In jr-packages/jrPred: Predictive Analytics 1 day by Jumping Rivers

Best subset selection

In order to perform best subset selection we need to fit a separate regression model to each possible combination of predictors.

The number of possible subsets grows exponentially with the number of predictors -- 20 predictors gives a total of 1,048,576 possible models
Modern computers do help but anything bigger than 40 predictors ($\approx 1.1 \times 10^{12}$ models) is becoming un--feasible

The best model is then chosen according to some criteria, typically AIC. Some care must be taken as $R^{2}$ will always increase as we add predictors. In addition a high $R^{2}$, or a low $RSS$ are synonymous with a low training error rate where we are typically interested in a low test error rate. A low training error rate does not necessarily imply a good predictive model.

Forward step--wise selection

In addition to computational issues best subset selection can suffer from statistical problems. The larger the search space the higher the probability of finding models that look good based on the training data, even if they have no predictive power.

Forward step--wise selection is a computationally efficient alternative to best subset following a procedure along the lines of algorithm:

Let $M_{0}$ denote the \emph{null} model, which contains no predictors.
For $k = 0, \ldots, p-1$:
1. Consider all $p-k$ models that add a single predictor to the model $M_{k}$
2. Choose the best among these models and call it $M_{k}$
Select a single best from among $M_{0}, \ldots, M_{p}$.

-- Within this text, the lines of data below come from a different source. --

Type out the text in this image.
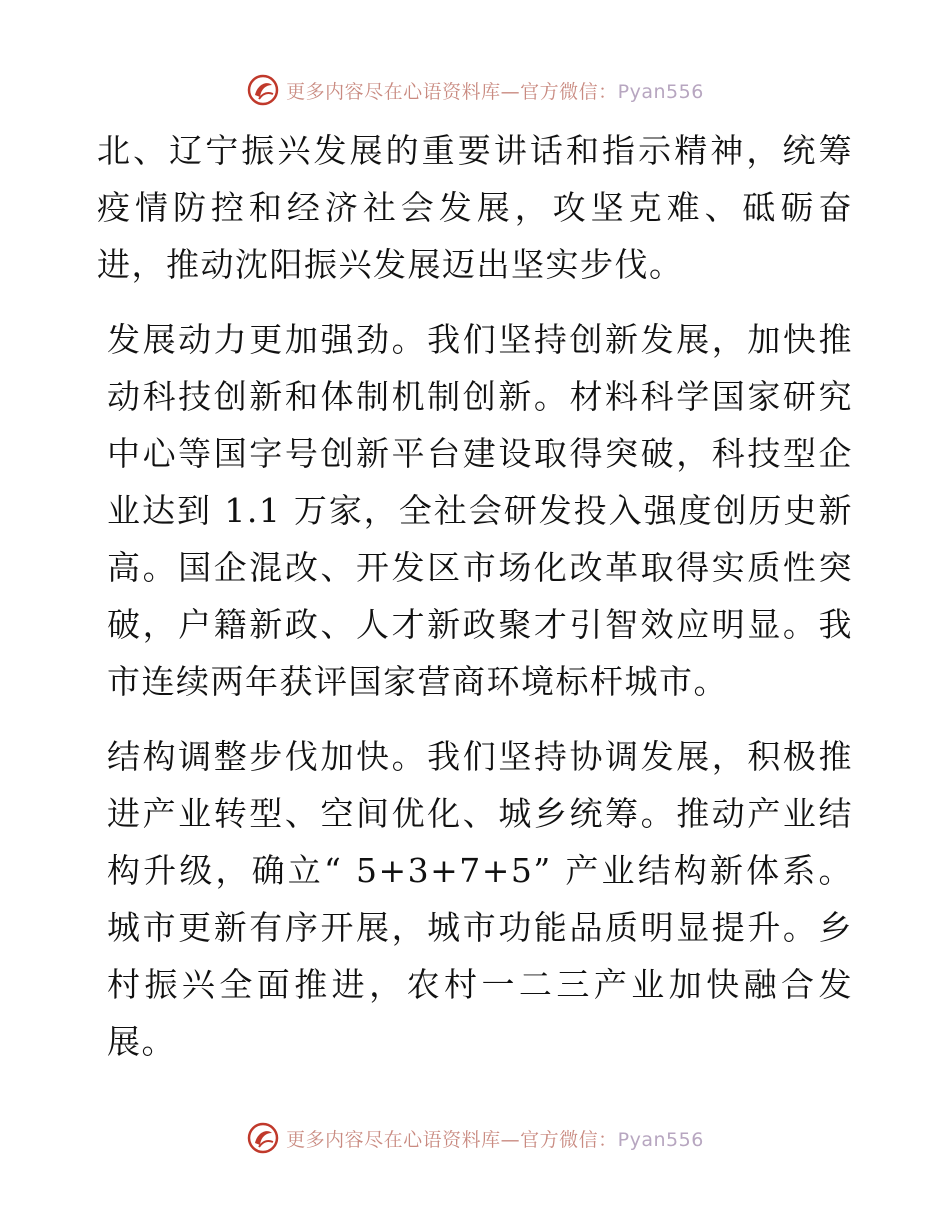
更多内容尽在心语资料库—官方微信：Pyan556

北、辽宁振兴发展的重要讲话和指示精神，统筹疫情防控和经济社会发展，攻坚克难、砥砺奋进，推动沈阳振兴发展迈出坚实步伐。

发展动力更加强劲。我们坚持创新发展，加快推动科技创新和体制机制创新。材料科学国家研究中心等国字号创新平台建设取得突破，科技型企业达到 1.1 万家，全社会研发投入强度创历史新高。国企混改、开发区市场化改革取得实质性突破，户籍新政、人才新政聚才引智效应明显。我市连续两年获评国家营商环境标杆城市。

结构调整步伐加快。我们坚持协调发展，积极推进产业转型、空间优化、城乡统筹。推动产业结构升级，确立“ 5+3+7+5” 产业结构新体系。城市更新有序开展，城市功能品质明显提升。乡村振兴全面推进，农村一二三产业加快融合发展。

更多内容尽在心语资料库—官方微信：Pyan556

Unlike best subset selection which requires $2^{p}$ models to be fit forward step--wise selection requires only $1 + p(p+1)/2$ models. On a model with 20 predictors this means fitting only 211 models, compared to the 1,048,576 in best subset. Be aware that whilst in practice it often does well, it doesn't guarantee to find the best model possible model as not all possible models are evaluated.

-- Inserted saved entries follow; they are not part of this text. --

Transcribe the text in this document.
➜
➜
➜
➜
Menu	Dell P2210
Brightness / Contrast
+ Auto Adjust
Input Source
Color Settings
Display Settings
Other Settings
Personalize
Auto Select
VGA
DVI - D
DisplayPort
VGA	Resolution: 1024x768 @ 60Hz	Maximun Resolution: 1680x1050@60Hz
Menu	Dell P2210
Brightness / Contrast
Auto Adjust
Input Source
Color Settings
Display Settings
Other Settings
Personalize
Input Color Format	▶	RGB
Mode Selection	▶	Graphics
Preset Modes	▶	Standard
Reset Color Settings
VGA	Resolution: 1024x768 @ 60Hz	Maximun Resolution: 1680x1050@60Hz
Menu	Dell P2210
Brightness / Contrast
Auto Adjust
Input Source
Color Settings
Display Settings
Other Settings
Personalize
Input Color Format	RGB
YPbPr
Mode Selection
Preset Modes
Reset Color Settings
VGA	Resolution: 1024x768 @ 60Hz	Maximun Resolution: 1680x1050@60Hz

Backward step--wise selection

Backward step--wise selection, like the forward step--wise algorithm, provides an efficient alternative to best subset. However rather than starting with the null model and adding a single predictor at a time, we start with the full least squares model, containing all the predictors and remove a single predictor at each iteration.

Like forward step--wise it requires that $1+p(p+1)/2$ models are fit however there is an additional requirement that the number of samples $n$ is larger than the number of predictors $p$ so that the full model can be fit.

There are a few methods for stepwise selection for linear regression models such as lmStepAIC although this sort of feature selection is typically discouraged. Methods that intrinsically perform feature selection such as lasso, elastic net or tree based methods are often preferred.

For models that don't perform a subset selection, caret has a feature extraction algorithm that is based on cross validation estimates of test RMSE.

library("caret")
data(BostonHousing, package = "mlbench")
## an rfeControl object is the analog to trainControl in the
## recursive feature elimination algorithm
rc = rfeControl(method = "cv")
rfe(medv~., data = BostonHousing, sizes = 4:6, rfeControl = rc, 
    trControl = trainControl(method = "cv"), method = "lm")